Benitez painted a febrile picture of families needing the magazines because they live “far from timely help by local law enforcement agencies and who must be self-reliant for their own defense,” or who “should the need ever arise, may be called upon to form a militia for the protection of the state from either foreign or domestic enemies.”

He dismissed evidence of the role of the banned magazine in mass shootings. Of 92 mass shootings between 2009 and 2013 listed in a survey by Mayors Against Illegal Guns, an organization formed by former New York Mayor Michael R. Bloomberg, “only two occurred in California and involved the use of illegal magazines,” he wrote.

These were a June 2013 shooting rampage in Santa Monica and a March 2009 attack in Oakland. Those shootings cost the lives of nine persons, including four police officers slain in the Oakland attack. Benitez said he doubted whether the magazine ban would have “provided additional protection from gun violence...or prevented the crime.”

It’s true that high-capacity magazines are seldom, if ever, the governing factor in the toll from mass shootings.

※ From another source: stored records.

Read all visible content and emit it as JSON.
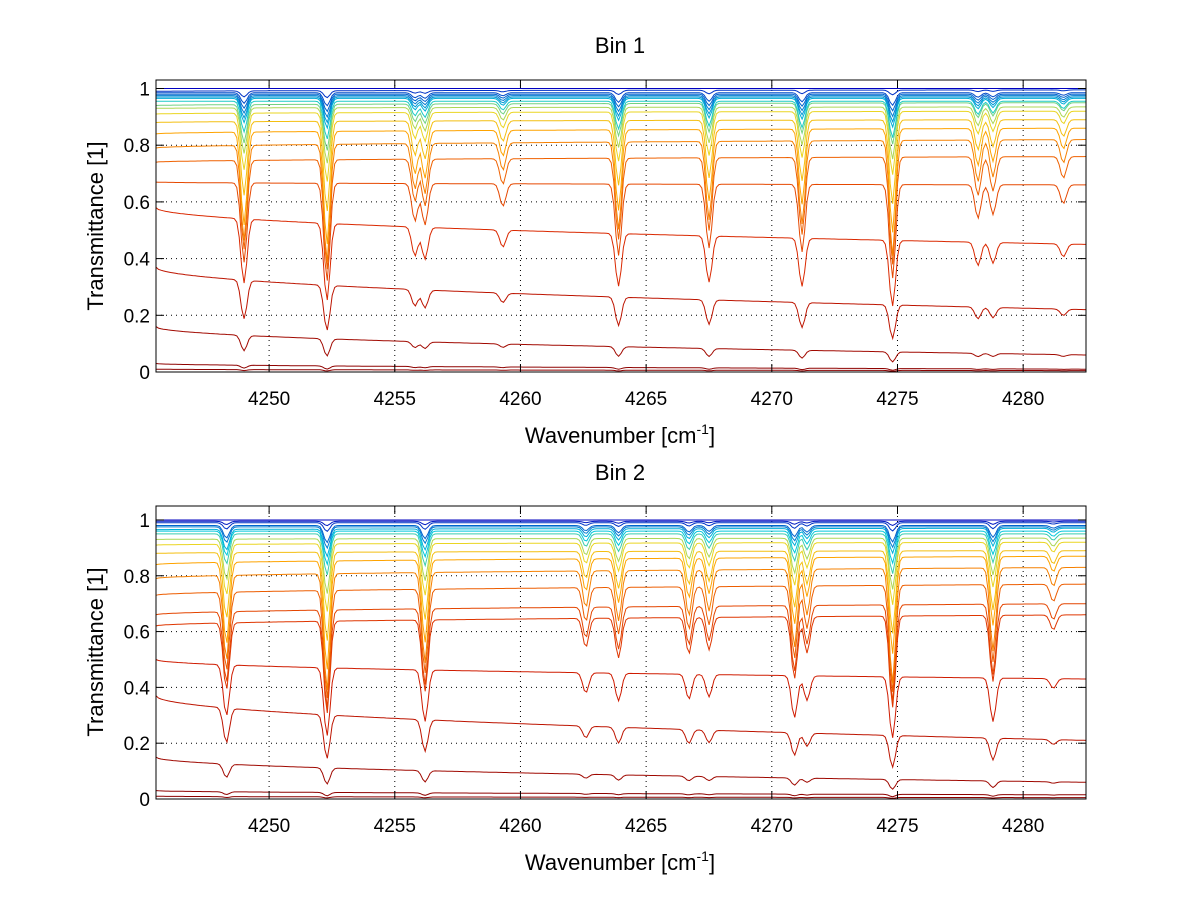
{
  "figure": {
    "background": "#ffffff",
    "grid_color": "#000000",
    "colormap_low": "#0000bf",
    "colormap_high": "#8b0000"
  },
  "chart_data": [
    {
      "type": "line",
      "title": "Bin 1",
      "xlabel": "Wavenumber [cm",
      "xlabel_sup": "-1",
      "xlabel_end": "]",
      "ylabel": "Transmittance [1]",
      "xlim": [
        4245.5,
        4282.5
      ],
      "ylim": [
        0,
        1.03
      ],
      "xticks": [
        4250,
        4255,
        4260,
        4265,
        4270,
        4275,
        4280
      ],
      "xtick_labels": [
        "4250",
        "4255",
        "4260",
        "4265",
        "4270",
        "4275",
        "4280"
      ],
      "yticks": [
        0,
        0.2,
        0.4,
        0.6,
        0.8,
        1
      ],
      "ytick_labels": [
        "0",
        "0.2",
        "0.4",
        "0.6",
        "0.8",
        "1"
      ],
      "grid": true,
      "legend": "none",
      "absorption_lines": [
        {
          "x": 4249.0,
          "rel_depth": 0.42
        },
        {
          "x": 4252.3,
          "rel_depth": 0.52
        },
        {
          "x": 4255.8,
          "rel_depth": 0.2
        },
        {
          "x": 4256.2,
          "rel_depth": 0.22
        },
        {
          "x": 4259.3,
          "rel_depth": 0.12
        },
        {
          "x": 4263.9,
          "rel_depth": 0.38
        },
        {
          "x": 4267.5,
          "rel_depth": 0.34
        },
        {
          "x": 4271.2,
          "rel_depth": 0.36
        },
        {
          "x": 4274.8,
          "rel_depth": 0.5
        },
        {
          "x": 4278.2,
          "rel_depth": 0.18
        },
        {
          "x": 4278.8,
          "rel_depth": 0.16
        },
        {
          "x": 4281.6,
          "rel_depth": 0.1
        }
      ],
      "curves": [
        {
          "start": 1.0,
          "end": 1.0
        },
        {
          "start": 0.99,
          "end": 0.995
        },
        {
          "start": 0.985,
          "end": 0.985
        },
        {
          "start": 0.98,
          "end": 0.98
        },
        {
          "start": 0.975,
          "end": 0.975
        },
        {
          "start": 0.97,
          "end": 0.97
        },
        {
          "start": 0.965,
          "end": 0.965
        },
        {
          "start": 0.955,
          "end": 0.955
        },
        {
          "start": 0.94,
          "end": 0.95
        },
        {
          "start": 0.93,
          "end": 0.935
        },
        {
          "start": 0.91,
          "end": 0.92
        },
        {
          "start": 0.88,
          "end": 0.89
        },
        {
          "start": 0.84,
          "end": 0.86
        },
        {
          "start": 0.79,
          "end": 0.82
        },
        {
          "start": 0.74,
          "end": 0.76
        },
        {
          "start": 0.67,
          "end": 0.66
        },
        {
          "start": 0.58,
          "end": 0.45
        },
        {
          "start": 0.37,
          "end": 0.22
        },
        {
          "start": 0.16,
          "end": 0.06
        },
        {
          "start": 0.03,
          "end": 0.01
        },
        {
          "start": 0.01,
          "end": 0.005
        }
      ]
    },
    {
      "type": "line",
      "title": "Bin 2",
      "xlabel": "Wavenumber [cm",
      "xlabel_sup": "-1",
      "xlabel_end": "]",
      "ylabel": "Transmittance [1]",
      "xlim": [
        4245.5,
        4282.5
      ],
      "ylim": [
        0,
        1.05
      ],
      "xticks": [
        4250,
        4255,
        4260,
        4265,
        4270,
        4275,
        4280
      ],
      "xtick_labels": [
        "4250",
        "4255",
        "4260",
        "4265",
        "4270",
        "4275",
        "4280"
      ],
      "yticks": [
        0,
        0.2,
        0.4,
        0.6,
        0.8,
        1
      ],
      "ytick_labels": [
        "0",
        "0.2",
        "0.4",
        "0.6",
        "0.8",
        "1"
      ],
      "grid": true,
      "legend": "none",
      "absorption_lines": [
        {
          "x": 4248.3,
          "rel_depth": 0.38
        },
        {
          "x": 4252.3,
          "rel_depth": 0.52
        },
        {
          "x": 4256.2,
          "rel_depth": 0.4
        },
        {
          "x": 4262.6,
          "rel_depth": 0.16
        },
        {
          "x": 4263.9,
          "rel_depth": 0.22
        },
        {
          "x": 4266.7,
          "rel_depth": 0.2
        },
        {
          "x": 4267.5,
          "rel_depth": 0.18
        },
        {
          "x": 4270.9,
          "rel_depth": 0.34
        },
        {
          "x": 4271.4,
          "rel_depth": 0.2
        },
        {
          "x": 4274.8,
          "rel_depth": 0.5
        },
        {
          "x": 4278.8,
          "rel_depth": 0.36
        },
        {
          "x": 4281.2,
          "rel_depth": 0.08
        }
      ],
      "curves": [
        {
          "start": 1.0,
          "end": 1.0
        },
        {
          "start": 0.995,
          "end": 0.995
        },
        {
          "start": 0.99,
          "end": 0.99
        },
        {
          "start": 0.98,
          "end": 0.98
        },
        {
          "start": 0.975,
          "end": 0.975
        },
        {
          "start": 0.965,
          "end": 0.97
        },
        {
          "start": 0.96,
          "end": 0.96
        },
        {
          "start": 0.95,
          "end": 0.95
        },
        {
          "start": 0.93,
          "end": 0.935
        },
        {
          "start": 0.91,
          "end": 0.92
        },
        {
          "start": 0.88,
          "end": 0.89
        },
        {
          "start": 0.84,
          "end": 0.87
        },
        {
          "start": 0.79,
          "end": 0.83
        },
        {
          "start": 0.73,
          "end": 0.77
        },
        {
          "start": 0.66,
          "end": 0.7
        },
        {
          "start": 0.62,
          "end": 0.66
        },
        {
          "start": 0.5,
          "end": 0.43
        },
        {
          "start": 0.37,
          "end": 0.21
        },
        {
          "start": 0.15,
          "end": 0.06
        },
        {
          "start": 0.03,
          "end": 0.015
        },
        {
          "start": 0.01,
          "end": 0.005
        }
      ]
    }
  ]
}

It’s also true that background checks are imperfect—factors warranting prohibitions aren’t always seamlessly reported to databases, and families may not seek restraining orders against relatives even when they know of dangerous behavior.

But as Wintemute observed in September in the New England Journal of Medicine, “The argument that a policy will not function perfectly should not prevent it from being enacted.”

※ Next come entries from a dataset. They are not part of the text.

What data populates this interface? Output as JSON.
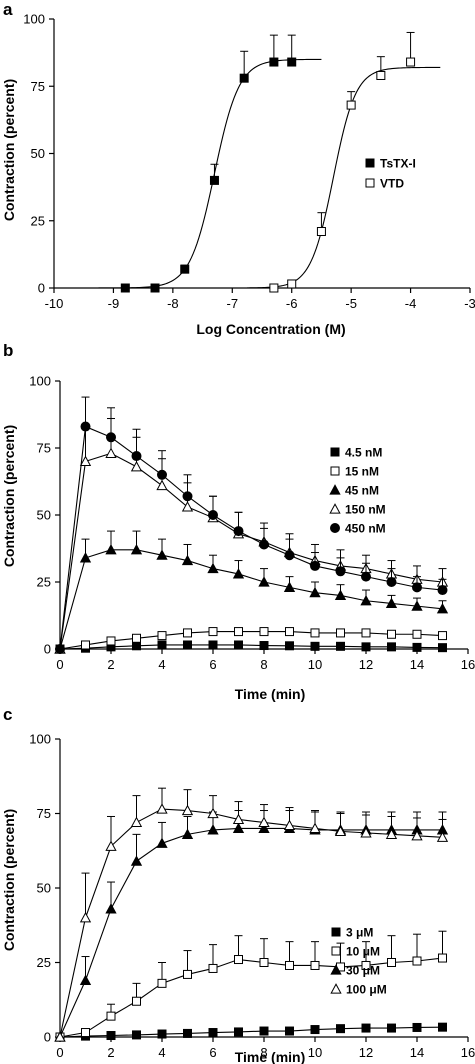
{
  "chart_data": [
    {
      "type": "scatter",
      "panel": "a",
      "xlabel": "Log Concentration (M)",
      "ylabel": "Contraction (percent)",
      "xlim": [
        -10,
        -3
      ],
      "ylim": [
        0,
        100
      ],
      "xticks": [
        -10,
        -9,
        -8,
        -7,
        -6,
        -5,
        -4,
        -3
      ],
      "yticks": [
        0,
        25,
        50,
        75,
        100
      ],
      "legend_position": "right",
      "fitted_curves": true,
      "series": [
        {
          "name": "TsTX-I",
          "marker": "square-filled",
          "x": [
            -8.8,
            -8.3,
            -7.8,
            -7.3,
            -6.8,
            -6.3,
            -6.0
          ],
          "y": [
            0,
            0,
            7,
            40,
            78,
            84,
            84
          ],
          "error": [
            0,
            0,
            1.5,
            6,
            10,
            10,
            10
          ],
          "fit": {
            "top": 85,
            "ec50": -7.3,
            "hill": 2.1
          }
        },
        {
          "name": "VTD",
          "marker": "square-open",
          "x": [
            -6.3,
            -6.0,
            -5.5,
            -5.0,
            -4.5,
            -4.0
          ],
          "y": [
            0,
            1.5,
            21,
            68,
            79,
            84
          ],
          "error": [
            0,
            1,
            7,
            5,
            7,
            11
          ],
          "fit": {
            "top": 82,
            "ec50": -5.3,
            "hill": 2.3
          }
        }
      ]
    },
    {
      "type": "line",
      "panel": "b",
      "xlabel": "Time (min)",
      "ylabel": "Contraction (percent)",
      "xlim": [
        0,
        16
      ],
      "ylim": [
        0,
        100
      ],
      "xticks": [
        0,
        2,
        4,
        6,
        8,
        10,
        12,
        14,
        16
      ],
      "yticks": [
        0,
        25,
        50,
        75,
        100
      ],
      "legend_position": "top-right",
      "x": [
        0,
        1,
        2,
        3,
        4,
        5,
        6,
        7,
        8,
        9,
        10,
        11,
        12,
        13,
        14,
        15
      ],
      "series": [
        {
          "name": "4.5 nM",
          "marker": "square-filled",
          "values": [
            0,
            0.3,
            0.8,
            1.2,
            1.5,
            1.5,
            1.5,
            1.5,
            1.3,
            1.2,
            1.0,
            1.0,
            0.8,
            0.8,
            0.6,
            0.5
          ],
          "error": [
            0,
            0.2,
            0.4,
            0.5,
            0.6,
            0.6,
            0.6,
            0.6,
            0.5,
            0.5,
            0.5,
            0.4,
            0.4,
            0.4,
            0.3,
            0.3
          ]
        },
        {
          "name": "15 nM",
          "marker": "square-open",
          "values": [
            0,
            1.5,
            3,
            4,
            5,
            6,
            6.5,
            6.5,
            6.5,
            6.5,
            6,
            6,
            6,
            5.5,
            5.5,
            5
          ],
          "error": [
            0,
            0.5,
            1,
            1,
            1,
            1.2,
            1.2,
            1.2,
            1.2,
            1.2,
            1.1,
            1,
            1,
            1,
            1,
            1
          ]
        },
        {
          "name": "45 nM",
          "marker": "triangle-filled",
          "values": [
            0,
            34,
            37,
            37,
            35,
            33,
            30,
            28,
            25,
            23,
            21,
            20,
            18,
            17,
            16,
            15
          ],
          "error": [
            0,
            7,
            7,
            7,
            6,
            6,
            5,
            5,
            5,
            4,
            4,
            4,
            4,
            3,
            3,
            3
          ]
        },
        {
          "name": "150 nM",
          "marker": "triangle-open",
          "values": [
            0,
            70,
            73,
            68,
            61,
            53,
            49,
            43,
            40,
            36,
            33,
            31,
            30,
            28,
            26,
            25
          ],
          "error": [
            0,
            13,
            13,
            11,
            10,
            9,
            8,
            8,
            7,
            7,
            6,
            6,
            5,
            5,
            5,
            5
          ]
        },
        {
          "name": "450 nM",
          "marker": "circle-filled",
          "values": [
            0,
            83,
            79,
            72,
            65,
            57,
            50,
            44,
            39,
            35,
            31,
            29,
            27,
            25,
            23,
            22
          ],
          "error": [
            0,
            11,
            11,
            10,
            9,
            8,
            7,
            7,
            6,
            6,
            5,
            5,
            5,
            5,
            4,
            4
          ]
        }
      ]
    },
    {
      "type": "line",
      "panel": "c",
      "xlabel": "Time (min)",
      "ylabel": "Contraction (percent)",
      "xlim": [
        0,
        16
      ],
      "ylim": [
        0,
        100
      ],
      "xticks": [
        0,
        2,
        4,
        6,
        8,
        10,
        12,
        14,
        16
      ],
      "yticks": [
        0,
        25,
        50,
        75,
        100
      ],
      "legend_position": "right",
      "x": [
        0,
        1,
        2,
        3,
        4,
        5,
        6,
        7,
        8,
        9,
        10,
        11,
        12,
        13,
        14,
        15
      ],
      "series": [
        {
          "name": "3 μM",
          "marker": "square-filled",
          "values": [
            0,
            0.3,
            0.5,
            0.7,
            1,
            1.2,
            1.5,
            1.7,
            2,
            2,
            2.5,
            2.8,
            3,
            3,
            3.2,
            3.3
          ],
          "error": [
            0,
            0.2,
            0.3,
            0.3,
            0.4,
            0.5,
            0.5,
            0.5,
            0.6,
            0.6,
            0.7,
            0.8,
            0.8,
            0.8,
            0.9,
            0.9
          ]
        },
        {
          "name": "10 μM",
          "marker": "square-open",
          "values": [
            0,
            1.5,
            7,
            12,
            18,
            21,
            23,
            26,
            25,
            24,
            24,
            23.5,
            24,
            25,
            25.5,
            26.5
          ],
          "error": [
            0,
            1,
            4,
            6,
            7,
            8,
            8,
            8,
            8,
            8,
            8,
            8,
            8,
            9,
            9,
            9
          ]
        },
        {
          "name": "30 μM",
          "marker": "triangle-filled",
          "values": [
            0,
            19,
            43,
            59,
            65,
            68,
            69.5,
            70,
            70,
            70,
            69.5,
            69.5,
            69.5,
            69.5,
            69.5,
            69.5
          ],
          "error": [
            0,
            8,
            9,
            9,
            7,
            6,
            6,
            6,
            6,
            6,
            6,
            6,
            6,
            6,
            6,
            6
          ]
        },
        {
          "name": "100 μM",
          "marker": "triangle-open",
          "values": [
            0,
            40,
            64,
            72,
            76.5,
            76,
            75,
            73,
            72,
            71,
            70,
            69,
            68.5,
            68,
            67.5,
            67
          ],
          "error": [
            0,
            15,
            10,
            9,
            7,
            7,
            6,
            6,
            6,
            6,
            6,
            6,
            6,
            6,
            6,
            6
          ]
        }
      ]
    }
  ]
}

Opinion polls indicate that the public is overwhelmingly in favor of waiting periods for all firearms purchases, and favor universal background checks almost unanimously—97%, according to a Quinnipiac University poll in February.

The midterm election results suggest that the public has lost patience with the unfettered gun ownership promoted by the NRA in statements like the one issued by the California Rifle & Pistol Assn., the NRA affiliate that brought the legal challenge to Proposition 63, after Thousand Oaks. “The vocal and well-heeled advocates of banning gun ownership,” the group stated, “will now orchestrate the narrative to portray this tragedy as another reason to drastically restrict the right to self-defense, or to ban certain guns, or ban certain gun parts, or ban standard capacity magazines, or ban gun shows, or ban gun stores, or ban gun advertising, or ban whatever else they can think of.”

Another indication is the firestorm the NRA sustained last week after a tweet mocking the American College of Physicians for calling for the treatment of gun violence as a public health issue.

“Someone should tell self-important anti-gun doctors to stay in their lane,” the NRA tweeted. Since then, Twitter has been inundated with responses from doctors detailing the devastation they’ve witnessed in emergency rooms when treating gunshot injuries. The tide may be turning. “Plans are underway,” Wintemute says, “to seize the momentum and turn this into a change in the practice of medicine.” That’s a start, but the practice of U.S. politics will have to change too.